Granted, GMP isn’t a very high bar to beat. Their refusal to use floating point means they don’t use any fast algorithms until much larger sizes.

[science_man_88]

Quote:

Originally Posted by axn

3 min 7 sec / 11 sec = 17x
23min 7 sec / 1 min 38.5 sec = 14x

OP's code has better scaling than GMP-based one !
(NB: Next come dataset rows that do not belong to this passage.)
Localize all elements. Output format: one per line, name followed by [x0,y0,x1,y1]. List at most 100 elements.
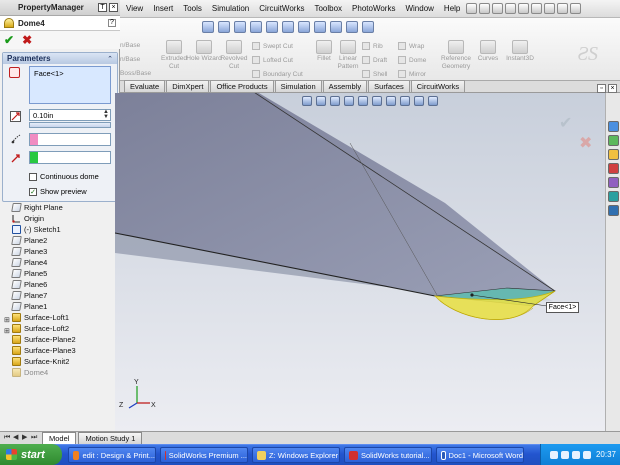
measure-icon[interactable] [362,21,374,33]
tree-item[interactable]: Plane5 [11,268,47,279]
confirm-ok-icon[interactable]: ✔ [559,113,572,132]
tree-item[interactable]: Plane1 [11,301,47,312]
resources-icon[interactable] [608,121,619,132]
tree-item[interactable]: Origin [12,213,44,224]
restore-icon[interactable]: ▫ [597,84,606,93]
last-tab-icon[interactable]: ⏭ [31,434,39,442]
shell-button[interactable]: Shell [362,70,387,78]
tree-item[interactable]: Right Plane [11,202,63,213]
help-icon[interactable]: ? [108,19,116,27]
tab-surfaces[interactable]: Surfaces [368,80,410,92]
apply-scene-icon[interactable] [414,96,424,106]
tree-item[interactable]: Surface-Loft2 [12,323,69,334]
taskbar-item-explorer[interactable]: Z: Windows Explorer [252,447,340,463]
select-arrow-icon[interactable] [202,21,214,33]
menu-simulation[interactable]: Simulation [207,4,254,13]
distance-input[interactable]: 0.10in [29,109,111,121]
menu-insert[interactable]: Insert [148,4,178,13]
menu-tools[interactable]: Tools [178,4,207,13]
tab-assembly[interactable]: Assembly [322,80,368,92]
edit-appearance-icon[interactable] [400,96,410,106]
view-settings-icon[interactable] [428,96,438,106]
pin-icon[interactable]: T [98,3,107,12]
view-orientation-icon[interactable] [358,96,368,106]
rib-button[interactable]: Rib [362,42,383,50]
direction-icon[interactable] [11,134,21,144]
zoom-to-area-icon[interactable] [316,96,326,106]
tree-item[interactable]: Surface-Loft1 [12,312,69,323]
ok-button[interactable]: ✔ [4,33,14,47]
open-folder-icon[interactable] [492,3,504,14]
save-icon[interactable] [505,3,517,14]
continuous-dome-row[interactable]: Continuous dome [29,172,99,181]
appearance-icon[interactable] [330,21,342,33]
menu-photoworks[interactable]: PhotoWorks [347,4,400,13]
next-tab-icon[interactable]: ▶ [22,434,30,442]
appearances-icon[interactable] [608,191,619,202]
rotate-icon[interactable] [218,21,230,33]
reverse-direction-icon[interactable] [11,153,21,163]
view-orientation-icon[interactable] [282,21,294,33]
display-style-icon[interactable] [372,96,382,106]
select-icon[interactable] [544,3,556,14]
distance-spinner[interactable]: ▲ ▼ [103,109,110,120]
tree-item[interactable]: Plane4 [11,257,47,268]
menu-circuitworks[interactable]: CircuitWorks [254,4,309,13]
tab-motion-study-1[interactable]: Motion Study 1 [78,431,143,445]
view-palette-icon[interactable] [608,177,619,188]
taskbar-item-word[interactable]: Doc1 - Microsoft Word [436,447,524,463]
print-icon[interactable] [518,3,530,14]
volume-tray-icon[interactable] [571,450,580,459]
swept-cut-button[interactable]: Swept Cut [252,42,293,50]
menu-toolbox[interactable]: Toolbox [309,4,347,13]
search-icon[interactable] [608,163,619,174]
zoom-to-fit-icon[interactable] [302,96,312,106]
wrap-button[interactable]: Wrap [398,42,424,50]
instant3d-button[interactable]: Instant3D [500,40,540,63]
rebuild-icon[interactable] [557,3,569,14]
face-selection-list[interactable]: Face<1> [29,66,111,104]
window-close-icon[interactable]: × [608,84,617,93]
expand-icon[interactable]: ⊞ [4,327,10,335]
options-icon[interactable] [570,3,582,14]
tree-item[interactable]: Surface-Plane3 [12,345,76,356]
display-style-icon[interactable] [298,21,310,33]
dome-button[interactable]: Dome [398,56,426,64]
point-field[interactable] [29,151,111,164]
menu-window[interactable]: Window [400,4,438,13]
cancel-button[interactable]: ✖ [22,33,32,47]
hide-show-icon[interactable] [386,96,396,106]
move-icon[interactable] [346,21,358,33]
menu-view[interactable]: View [120,4,148,13]
tree-item[interactable]: Surface-Plane2 [12,334,76,345]
prev-tab-icon[interactable]: ◀ [13,434,21,442]
draft-button[interactable]: Draft [362,56,387,64]
close-icon[interactable]: × [109,3,118,12]
file-explorer-icon[interactable] [608,149,619,160]
section-view-icon[interactable] [314,21,326,33]
taskbar-item-browser[interactable]: edit : Design & Print... [68,447,156,463]
revolved-cut-button[interactable]: Revolved Cut [216,40,252,71]
direction-field[interactable] [29,133,111,146]
section-view-icon[interactable] [344,96,354,106]
distance-thumbwheel[interactable] [29,122,111,128]
tab-circuitworks[interactable]: CircuitWorks [410,80,466,92]
graphics-area[interactable]: ✔ ✖ Y Z X [115,93,605,431]
tab-evaluate[interactable]: Evaluate [124,80,166,92]
face-entry[interactable]: Face<1> [30,67,110,80]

by a factor of roughly 1/2< ratio of n's > if my math is correct, but it in theory takes until exponents of 2.9 to 3 million to surpass it.

[kriesel]

Fixed overhead can give lower order empirical timing scaling from low p measurements and make an implementation look like it's using a better algorithm than it is. In other words, the order bends upward to higher power of p at higher exponent, as setup overhead gets diluted by longer runtimes for higher exponent. This can be seen in runtime scaling measurements and plots I made for cllucas, CUDALucas and gpuowl. The more setup overhead, the lower the apparent order at low p. OpenCL's compile on the fly guaranteed around 2 seconds of setup overhead at each fft length. CUDALucas scaling: https://www.mersenneforum.org/showpo...3&postcount=2; gpuowl V5 scaling: https://www.mersenneforum.org/showpo...&postcount=10; prime95 scaling: https://www.mersenneforum.org/showpo...78&postcount=2 The per-iteration time scaling of gpulucas, cllucas, CUDALucas, and gpuowl v1.9 are compared at https://www.mersenneforum.org/showpo...76&postcount=8

I'd expect grammar-school multiplication based primality testing to scale as ~p³. With sufficient overhead, it may scale as p^2.43 at the low end, as in my ancient inefficient primitive algorithm code from the late 80s and early 90s does at low p. (There, inefficient TF is part of the run time, as is printout of every iteration's res64 and very frequent state saves for resumption as insurance against the vagaries of MS-DOS and no UPS.) Thorken's timings indicate scaling of p^2.42, very close to that. It could be grammar school, or something better.